Os médicos acreditam que o incômodo com a hipertrofia (crescimento excessivo) ou assimetria ganhou mais importância com o acesso à informação online. As mulheres descobriram que há alternativas para alcançar o que descrevem como “a vagina dos sonhos”.

O que tem surpreendido os profissionais da área, contudo, é o número de adolescentes com menos de 18 anos correndo para os consultórios. Apesar de não existirem dados oficiais, alguns calculam que metade das pacientes está nessa faixa.

De onde vem o padrão

Há várias justificativas para o comportamento das meninas. “Primeiro, a maior intimidade com o próprio corpo. Inspecionar-se no espelho era, até pouco tempo, um tabu”, destaca o ginecologista José Alcione Macedo Almeida, presidente da Sociedade Brasileira de Obstetrícia e Ginecologia da Infância e Adolescência (Sogia).
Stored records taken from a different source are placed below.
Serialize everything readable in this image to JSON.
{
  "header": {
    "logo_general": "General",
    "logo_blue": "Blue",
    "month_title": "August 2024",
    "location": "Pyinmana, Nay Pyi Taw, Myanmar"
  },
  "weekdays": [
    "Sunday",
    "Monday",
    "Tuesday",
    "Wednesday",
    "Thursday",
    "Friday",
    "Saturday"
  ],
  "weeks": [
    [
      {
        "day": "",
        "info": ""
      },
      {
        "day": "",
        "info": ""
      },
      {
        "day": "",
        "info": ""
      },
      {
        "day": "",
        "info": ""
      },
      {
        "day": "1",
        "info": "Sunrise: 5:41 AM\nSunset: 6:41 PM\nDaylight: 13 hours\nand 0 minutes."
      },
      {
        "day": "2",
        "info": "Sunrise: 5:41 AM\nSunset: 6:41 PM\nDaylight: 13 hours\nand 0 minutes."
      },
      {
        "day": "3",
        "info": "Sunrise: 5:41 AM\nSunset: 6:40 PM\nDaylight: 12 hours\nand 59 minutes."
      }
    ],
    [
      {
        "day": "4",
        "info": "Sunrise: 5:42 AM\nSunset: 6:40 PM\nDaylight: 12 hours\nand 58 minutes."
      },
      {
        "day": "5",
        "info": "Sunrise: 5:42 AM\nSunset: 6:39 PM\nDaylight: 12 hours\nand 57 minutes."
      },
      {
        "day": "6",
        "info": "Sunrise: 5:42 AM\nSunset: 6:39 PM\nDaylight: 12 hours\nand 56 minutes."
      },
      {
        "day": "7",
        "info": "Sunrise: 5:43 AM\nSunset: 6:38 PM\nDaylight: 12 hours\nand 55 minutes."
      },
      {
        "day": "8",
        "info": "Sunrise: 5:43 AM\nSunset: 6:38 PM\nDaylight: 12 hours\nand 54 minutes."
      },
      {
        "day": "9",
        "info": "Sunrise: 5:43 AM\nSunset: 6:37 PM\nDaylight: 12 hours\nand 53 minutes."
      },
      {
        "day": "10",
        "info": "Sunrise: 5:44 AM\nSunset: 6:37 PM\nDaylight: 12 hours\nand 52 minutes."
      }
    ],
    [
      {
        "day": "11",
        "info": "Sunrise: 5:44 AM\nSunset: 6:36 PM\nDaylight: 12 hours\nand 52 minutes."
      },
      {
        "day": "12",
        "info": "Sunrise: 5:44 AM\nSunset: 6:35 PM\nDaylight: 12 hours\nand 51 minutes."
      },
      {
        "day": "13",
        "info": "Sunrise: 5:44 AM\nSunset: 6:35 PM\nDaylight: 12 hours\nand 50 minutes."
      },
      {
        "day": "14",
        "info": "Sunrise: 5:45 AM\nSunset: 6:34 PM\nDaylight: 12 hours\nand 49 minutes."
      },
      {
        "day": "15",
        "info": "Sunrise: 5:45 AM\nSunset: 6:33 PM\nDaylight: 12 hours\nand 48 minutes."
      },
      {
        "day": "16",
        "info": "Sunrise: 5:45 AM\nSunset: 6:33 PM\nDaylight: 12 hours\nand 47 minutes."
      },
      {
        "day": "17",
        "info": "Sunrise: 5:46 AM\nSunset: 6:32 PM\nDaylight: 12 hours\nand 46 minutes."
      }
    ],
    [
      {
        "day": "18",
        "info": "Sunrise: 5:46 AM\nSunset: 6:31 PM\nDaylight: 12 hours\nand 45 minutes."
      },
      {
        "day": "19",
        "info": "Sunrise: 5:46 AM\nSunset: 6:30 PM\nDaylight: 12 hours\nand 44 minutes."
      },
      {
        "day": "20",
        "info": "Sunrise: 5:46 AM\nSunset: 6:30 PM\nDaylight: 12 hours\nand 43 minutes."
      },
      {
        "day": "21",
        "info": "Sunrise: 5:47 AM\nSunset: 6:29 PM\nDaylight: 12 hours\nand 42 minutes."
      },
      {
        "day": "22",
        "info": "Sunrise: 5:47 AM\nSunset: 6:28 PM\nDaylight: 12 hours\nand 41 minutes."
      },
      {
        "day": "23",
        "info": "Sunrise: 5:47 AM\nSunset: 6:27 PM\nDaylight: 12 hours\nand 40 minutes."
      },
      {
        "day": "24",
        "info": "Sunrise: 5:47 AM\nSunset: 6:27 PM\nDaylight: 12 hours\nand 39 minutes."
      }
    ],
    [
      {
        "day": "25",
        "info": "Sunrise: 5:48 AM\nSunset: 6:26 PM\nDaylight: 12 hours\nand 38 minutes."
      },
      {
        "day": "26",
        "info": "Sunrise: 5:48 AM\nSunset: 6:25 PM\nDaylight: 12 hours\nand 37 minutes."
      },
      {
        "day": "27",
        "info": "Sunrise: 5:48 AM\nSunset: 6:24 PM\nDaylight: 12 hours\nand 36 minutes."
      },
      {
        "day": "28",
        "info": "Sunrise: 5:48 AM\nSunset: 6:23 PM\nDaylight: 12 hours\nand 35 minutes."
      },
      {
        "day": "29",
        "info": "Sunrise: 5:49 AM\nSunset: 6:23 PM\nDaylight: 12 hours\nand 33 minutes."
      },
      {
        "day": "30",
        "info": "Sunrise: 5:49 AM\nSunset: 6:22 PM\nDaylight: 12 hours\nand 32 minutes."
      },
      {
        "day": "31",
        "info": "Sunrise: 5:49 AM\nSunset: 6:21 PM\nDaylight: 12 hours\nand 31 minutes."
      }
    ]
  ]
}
Não é só o contato consigo mesma que aumenta. As redes sociais tornam os outros muito relevantes. Além dos nudes amadores distribuídos em aplicativos de conversa, há uma infinidade de fotos e vídeos em sites de pornografia.

Algo que antes era restrito a canais pagos de TV agora é compartilhado pelo celular e visto, às vezes, em grupos no recreio da escola. As garotas comparam o corpo delas ao das personagens que não têm pelos pubianos, com partes íntimas clarinhas e lábios internos inexistentes. Tudo muito diferente do que veem em si próprias.

“Essas atrizes ganharam ares de celebridade e promovem a superexposição e a erotização do corpo. A força da imagem torna ícones aquelas que ficam nuas publicamente e sem pudor”, explica a psicóloga Joana de Vilhena Novaes, coordenadora do Núcleo de Doenças da Beleza do Laboratório Interdisciplinar de Pesquisa e Intervenção Social, da Pontifícia Universidade Católica do Rio de Janeiro e autora de Corpo pra Que Te Quero? Usos, Abusos e Desusos (Appris/PUC).

A referência chega à adolescente em um momento crivado de insegurança e em que o corpo entra em julgamento. Que corpo é esse e qual é o contexto? A menstruação ocorreu mais cedo do que na geração das avós delas. À sua volta, os jovens já começaram a manter relações sexuais.

No Brasil, o fim da virgindade se dá, em média, entre 13 e 15 anos. Então, a garota passa a olhar detidamente o corpo das amigas quando vão se trocar juntas. Ela acha que há nela uma protuberância maior do que nas outras meninas, que está fora do padrão, e que todas as pessoas notam isso quando usa biquíni e calça justa. Pronto, está criada a demanda da insatisfação com os lábios da vagina.